NEW ORLEANS -- Dick Allen, a jazz historian whose scholarly command of traditional New Orleans jazz was matched only by his role as a French Quarter character, has died. He was 80.

Mr. Allen died Thursday at the Veterans Memorial Hospital in Dublin, Ga., where he had been confined to a bed since leaving New Orleans in 2003. His older sister, Betty Smith, said he died of heart failure.

Mr. Allen and Bill Russell began recording interviews with traditional jazz musicians in the mid-1950s in an oral history project that grew into the William Ransom Hogan Jazz Archive at Tulane University.

He was associate curator of the archive from 1958 to 1965 and curator from 1965 to 1980. He retired in 1992.

Mr. Allen also was the author of numerous articles, liner notes, and program notes.

He was also a consultant, instructor, production adviser, producer, or curator for many institutions, including the Smithsonian Institution.

In addition, he was among the original founders of the New Orleans Jazz and Heritage Festival, which draws thousands of people to the city annually.

He studied trombone under Manuel "Professor" Manetta, the teacher of Jelly Roll Morton, Red Allen, and many other New Orleans musicians.

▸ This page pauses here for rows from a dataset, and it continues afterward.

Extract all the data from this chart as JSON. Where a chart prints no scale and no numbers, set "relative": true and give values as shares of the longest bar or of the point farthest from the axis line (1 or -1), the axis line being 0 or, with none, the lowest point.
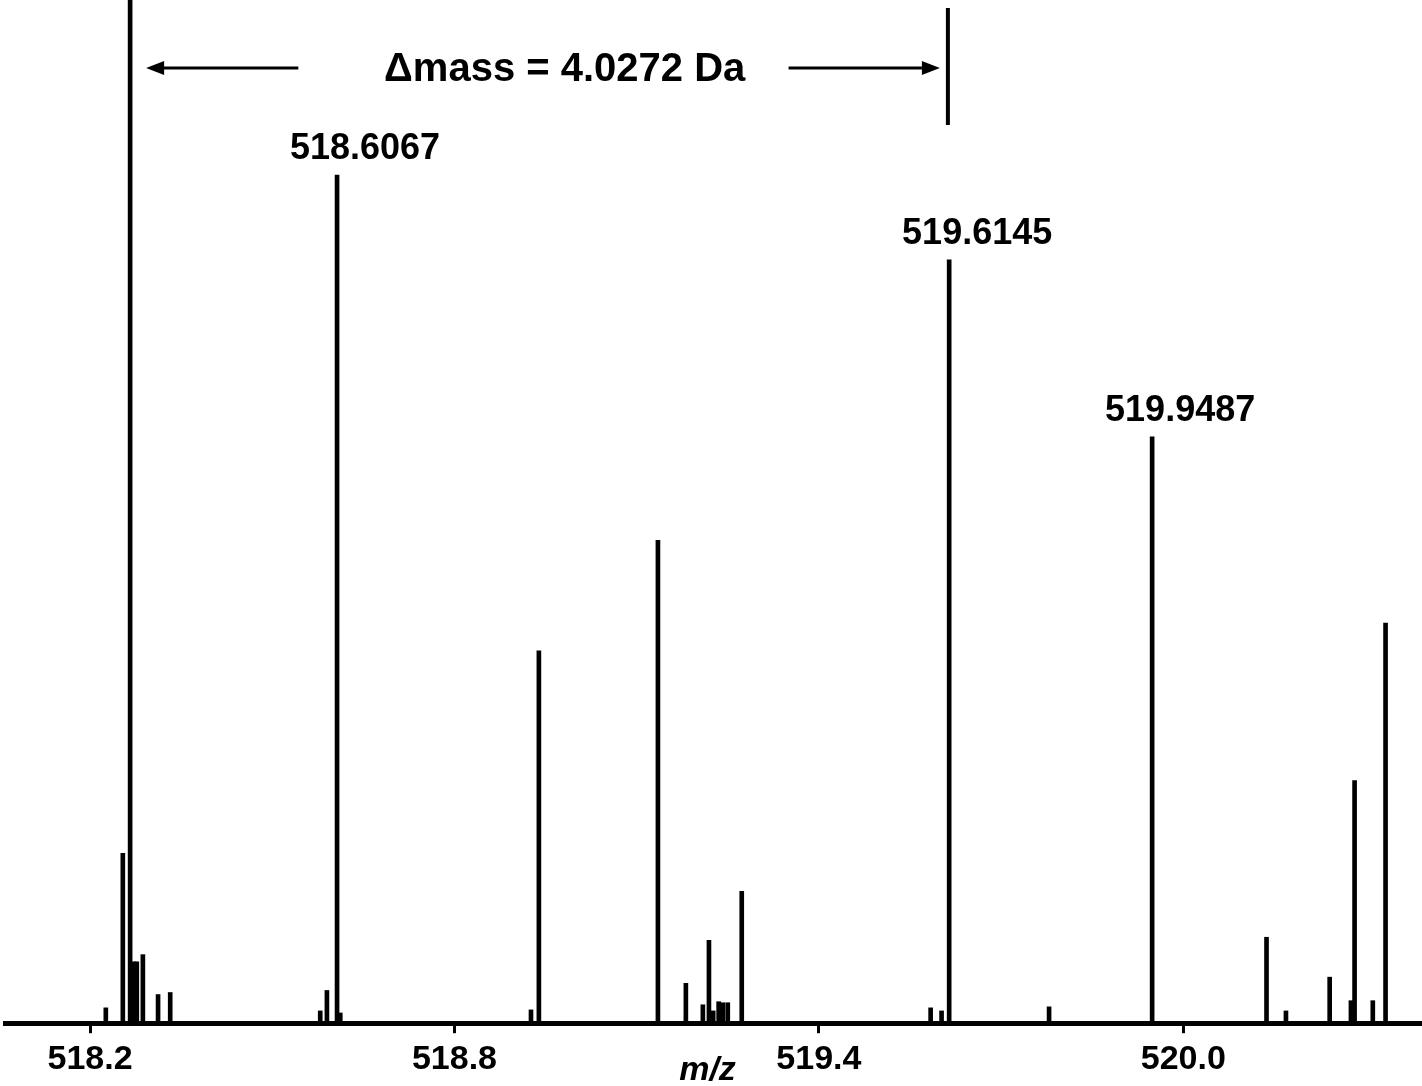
{
  "chart_data": {
    "type": "bar",
    "xlabel": "m/z",
    "relative": true,
    "x": [
      518.226,
      518.254,
      518.266,
      518.272,
      518.277,
      518.287,
      518.312,
      518.332,
      518.579,
      518.59,
      518.6067,
      518.612,
      518.926,
      518.939,
      519.135,
      519.181,
      519.209,
      519.219,
      519.226,
      519.235,
      519.242,
      519.25,
      519.273,
      519.584,
      519.602,
      519.6145,
      519.779,
      519.9487,
      520.137,
      520.169,
      520.241,
      520.276,
      520.282,
      520.312,
      520.333
    ],
    "values": [
      0.015,
      0.166,
      1,
      0.06,
      0.06,
      0.067,
      0.028,
      0.03,
      0.012,
      0.032,
      0.829,
      0.01,
      0.013,
      0.364,
      0.472,
      0.039,
      0.018,
      0.081,
      0.012,
      0.021,
      0.02,
      0.02,
      0.129,
      0.015,
      0.012,
      0.746,
      0.016,
      0.573,
      0.084,
      0.012,
      0.045,
      0.022,
      0.237,
      0.022,
      0.391
    ],
    "color": "#000000",
    "xlim": [
      518.06,
      520.393
    ],
    "xticks": [
      518.2,
      518.8,
      519.4,
      {
        "value": 520,
        "label": "520.0"
      }
    ],
    "grid": false,
    "legend": false,
    "annotations": [
      "Δmass = 4.0272 Da",
      {
        "text": "518.6067",
        "x": 518.6067,
        "y": 0.829
      },
      {
        "text": "519.6145",
        "x": 519.6145,
        "y": 0.746
      },
      {
        "text": "519.9487",
        "x": 519.9487,
        "y": 0.573
      }
    ]
  }
}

Mr. Allen was born on Jan. 29, 1927, near Milledgeville, Ga., at Allen's Invalid Home, a home for mentally ill patients established by his grandfather, Dr. Henry Dawson Allen, and later operated by his father and uncle.

Like other family members, Mr. Allen attended elementary and high school at Georgia Military College in Milledgeville. He studied at Princeton University before serving in the Navy during World War II and returned to the United States to graduate from the University of Georgia.